Alex Kershaw uses social media to relive D-Day in real time
Alex Kershaw posted D-Day in real time from the National World War II Memorial, turning June 6, 1944 into a live feed for readers far removed from the invasion.

Alex Kershaw used social media to do something few memorials can: make D-Day unfold minute by minute for an audience that no longer has living witnesses in its immediate orbit. From the National World War II Memorial in Washington, D.C., the British-born historian and bestselling author marked the 82nd anniversary of the invasion by posting events timed to June 6, 1944, when Allied forces launched Operation Overlord against Nazi-occupied France.
The approach gave a familiar commemorative site a new role. Instead of a single speech or wreath-laying, Kershaw’s real-time posts mirrored the hour-by-hour pace of the invasion, linking a 2026 observance to the opening moments of the campaign that began 82 years earlier. His books, including The First Wave and The Bedford Boys, have long returned to Normandy, but the social media format pushed that history into the present tense, where younger readers encounter it on the same platforms that shape current news and culture.
Kershaw has argued before that the date should never be treated casually. At a public ceremony at the same memorial in 2025, he told the crowd: “Today and every sixth of June, until the end of time, we should give thanks.” That event included four World War II veterans, a stark reminder of how quickly direct memory is disappearing.
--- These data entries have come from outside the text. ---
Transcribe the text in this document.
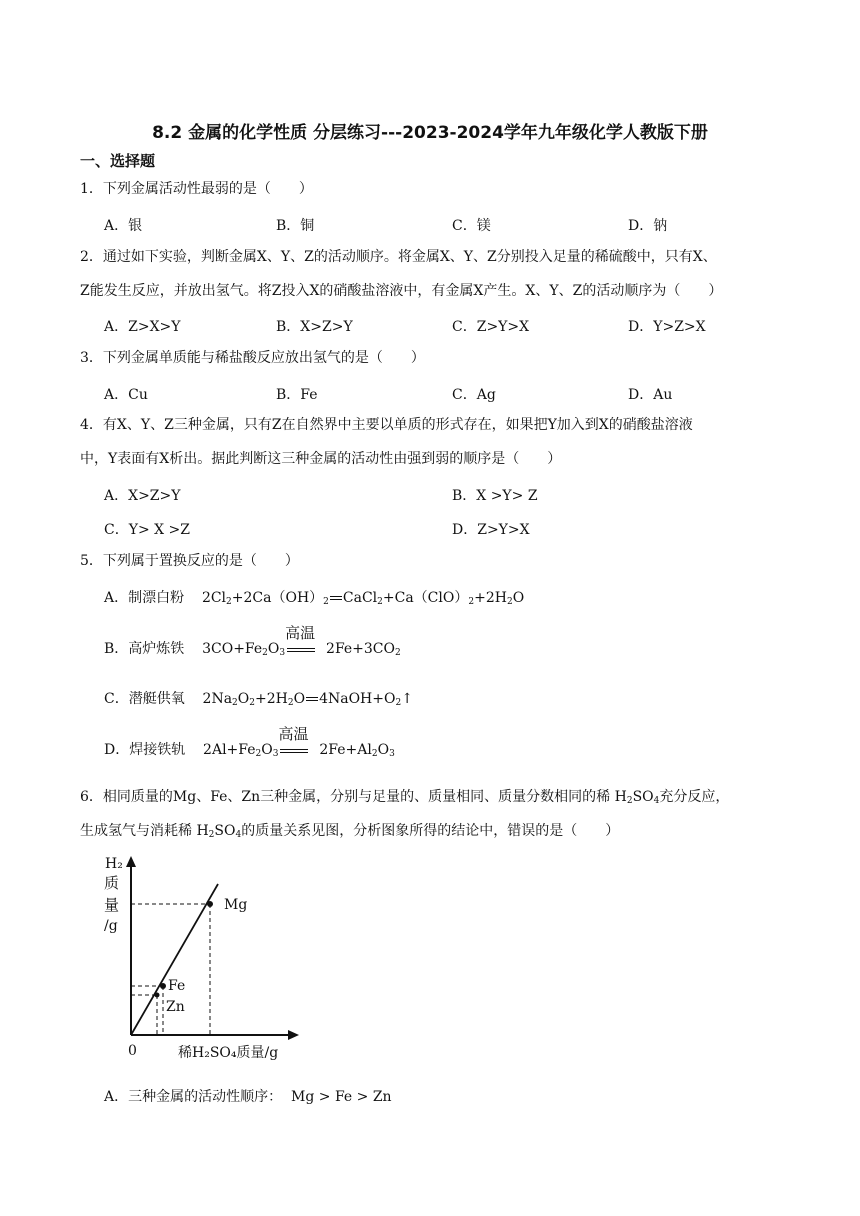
8.2 金属的化学性质 分层练习---2023-2024学年九年级化学人教版下册
一、选择题
1．下列金属活动性最弱的是（　　）
A．银	B．铜	C．镁	D．钠
2．通过如下实验，判断金属X、Y、Z的活动顺序。将金属X、Y、Z分别投入足量的稀硫酸中，只有X、
Z能发生反应，并放出氢气。将Z投入X的硝酸盐溶液中，有金属X产生。X、Y、Z的活动顺序为（　　）
A．Z>X>Y	B．X>Z>Y	C．Z>Y>X	D．Y>Z>X
3．下列金属单质能与稀盐酸反应放出氢气的是（　　）
A．Cu	B．Fe	C．Ag	D．Au
4．有X、Y、Z三种金属，只有Z在自然界中主要以单质的形式存在，如果把Y加入到X的硝酸盐溶液
中，Y表面有X析出。据此判断这三种金属的活动性由强到弱的顺序是（　　）
A．X>Z>Y	B．X >Y> Z
C．Y> X >Z	D．Z>Y>X
5．下列属于置换反应的是（　　）
A．制漂白粉 $2Cl_2+2Ca(OH)_2$ $CaCl_2+Ca(ClO)_2+2H_2O$
B．高炉炼铁 $3CO+Fe_2O_3$
高温
$2Fe+3CO_2$
C．潜艇供氧 $2Na_2O_2+2H_2O$ $4NaOH+O_2↑$
D．焊接铁轨 $2Al+Fe_2O_3$
高温
$2Fe+Al_2O_3$
6．相同质量的Mg、Fe、Zn三种金属，分别与足量的、质量相同、质量分数相同的稀 $H_2SO_4$充分反应，
生成氢气与消耗稀 $H_2SO_4$的质量关系见图，分析图象所得的结论中，错误的是（　　）
Mg
Fe
Zn
0
H₂
质
量
/g
稀H₂SO₄质量/g
A．三种金属的活动性顺序： Mg > Fe > Zn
Organizers said fewer than 1% of the people who fought in World War II were still alive, a figure that helps explain why digital storytelling now carries so much weight in preserving the meaning of the day.

The scale of the invasion still gives Kershaw’s posts their force. More than 160,000 Allied troops landed in Normandy on June 6, 1944, more than 2 million Allied personnel were involved in Operation Overlord overall, and more than 225,000 Allied troops were killed, wounded or went missing during the invasion and Normandy campaign. Those numbers are large enough to be staggering in a history book, but in a timed social feed they become a sequence of concrete, immediate events.
That is the power and the risk of Kershaw’s experiment. Traditional memorials depend on silence, ceremony and distance; his method compresses history into the rhythms of the internet, where attention is fragmented and emotional connection is hard to hold. On D-Day’s 82nd anniversary, he showed that a well-timed post can do more than inform. It can restore urgency to a story that textbooks have already made familiar, and keep the scale of Normandy from fading into abstraction.